Since we know that evil4 tries to "trick" themself out of liability for their errors when they sue the wrong person and throw the towel only without prejudice and you as defendant be let of the hook then make sure that the district court does at least rule about the probability of limitations that might apply with respect to their ability to "grab the towel up again".

Anonymous said...

The 9th Circuit Court has always been the outlier, and most reversed, court among all the appeals courts. Given what has been ruled in other circuits this seems right for SCOTUS review.
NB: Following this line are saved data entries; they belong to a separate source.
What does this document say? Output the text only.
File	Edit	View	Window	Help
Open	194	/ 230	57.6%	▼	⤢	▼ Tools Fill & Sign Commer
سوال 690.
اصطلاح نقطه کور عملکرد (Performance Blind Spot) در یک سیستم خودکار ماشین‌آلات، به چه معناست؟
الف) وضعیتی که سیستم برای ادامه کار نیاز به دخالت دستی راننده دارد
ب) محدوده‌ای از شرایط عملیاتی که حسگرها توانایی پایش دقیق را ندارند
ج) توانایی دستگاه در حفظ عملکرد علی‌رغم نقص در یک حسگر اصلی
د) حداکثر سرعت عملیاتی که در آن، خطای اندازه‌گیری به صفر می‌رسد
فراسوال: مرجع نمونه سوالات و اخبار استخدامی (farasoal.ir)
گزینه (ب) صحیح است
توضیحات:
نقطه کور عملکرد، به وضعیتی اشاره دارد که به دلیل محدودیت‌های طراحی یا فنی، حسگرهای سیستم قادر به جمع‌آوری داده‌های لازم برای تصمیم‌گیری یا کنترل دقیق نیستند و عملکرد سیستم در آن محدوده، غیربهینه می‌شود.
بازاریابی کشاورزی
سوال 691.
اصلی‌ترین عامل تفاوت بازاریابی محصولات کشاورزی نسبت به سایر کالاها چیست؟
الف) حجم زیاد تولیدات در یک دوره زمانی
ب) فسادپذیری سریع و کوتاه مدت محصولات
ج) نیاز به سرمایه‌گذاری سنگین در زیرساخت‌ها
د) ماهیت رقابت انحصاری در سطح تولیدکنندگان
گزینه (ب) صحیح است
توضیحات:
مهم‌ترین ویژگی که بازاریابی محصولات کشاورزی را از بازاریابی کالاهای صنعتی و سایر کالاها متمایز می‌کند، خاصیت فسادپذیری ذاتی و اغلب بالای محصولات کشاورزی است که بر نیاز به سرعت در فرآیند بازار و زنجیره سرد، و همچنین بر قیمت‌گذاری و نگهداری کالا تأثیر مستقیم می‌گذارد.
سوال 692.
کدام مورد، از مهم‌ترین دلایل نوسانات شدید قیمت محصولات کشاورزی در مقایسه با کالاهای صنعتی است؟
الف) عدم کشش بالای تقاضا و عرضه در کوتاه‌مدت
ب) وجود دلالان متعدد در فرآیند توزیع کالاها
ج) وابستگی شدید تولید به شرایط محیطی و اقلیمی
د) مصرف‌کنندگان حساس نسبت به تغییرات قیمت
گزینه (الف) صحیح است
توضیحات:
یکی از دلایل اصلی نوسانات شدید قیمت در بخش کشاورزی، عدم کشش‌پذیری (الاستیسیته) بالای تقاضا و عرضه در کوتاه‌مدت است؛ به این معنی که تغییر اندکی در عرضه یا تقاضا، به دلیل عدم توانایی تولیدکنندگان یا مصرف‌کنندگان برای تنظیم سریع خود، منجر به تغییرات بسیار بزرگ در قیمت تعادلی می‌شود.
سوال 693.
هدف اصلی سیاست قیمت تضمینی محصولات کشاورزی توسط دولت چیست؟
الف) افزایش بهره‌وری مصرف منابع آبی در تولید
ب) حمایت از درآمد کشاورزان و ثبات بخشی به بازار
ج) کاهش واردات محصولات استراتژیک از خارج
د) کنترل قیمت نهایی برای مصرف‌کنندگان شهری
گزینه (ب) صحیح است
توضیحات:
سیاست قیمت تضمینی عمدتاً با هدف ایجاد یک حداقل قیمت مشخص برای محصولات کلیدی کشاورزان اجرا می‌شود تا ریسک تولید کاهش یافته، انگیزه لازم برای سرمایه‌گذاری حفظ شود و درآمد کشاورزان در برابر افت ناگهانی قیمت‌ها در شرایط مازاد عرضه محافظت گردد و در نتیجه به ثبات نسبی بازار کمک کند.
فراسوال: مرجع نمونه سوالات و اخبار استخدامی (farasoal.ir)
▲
It is also horribly unfair and unreasonable of them.

{The Common Man Speaking}

Ben said...

So, the court says that if the lower court finds the statute of limitations is passed then they take no position. Is that a determination that Leadbetter can still request?

Anonymous said...

Actually, I've read that the 9th circuit is not an outlier. The notion that it's decisions are often reversed isn't quite true. From what I understand, there are more decisions coming from the 9th circuit period, which means they will also be reversed more often.

Anonymous said...

Anonymous, you are simply wrong. The Ninth Circuit Court of Appeals is by far the most reversed circuit court in percentage terms. They are a liberal nightmare who often needs to be reigned in. Take it from someone who lives in this circuit.

{The Common Man Speaking}

Anonymous said...

The Myth of the Liberal Ninth Circuit
Erwin Chemerinsky
http://llr.lls.edu/volumes/v37-issue1/documents/chemerinsky.pdf

Exploring the Myths About the Ninth Circuit
Stephen J. Wermiel
http://www.law.arizona.edu/Journals/ALR/ALR2006/vol482/Wermiel.pdf


I too live in the ninth circuit, but you could hardly call any federal judge in Idaho liberal.

Anonymous said...

The defendant's motion for fees to the district court should have argued there was a material change of the legal relationship between the parties due to the lapse of the statute of limitations and due to plaintiff having moved for dismissal without prejudice twice (the Doe filing previously), both complaints based on the same facts and alleged infringement(s).

freddie

raybeckerman said...

Dear anonymous freddie

Have you reviewed the defendant's papers in the district court?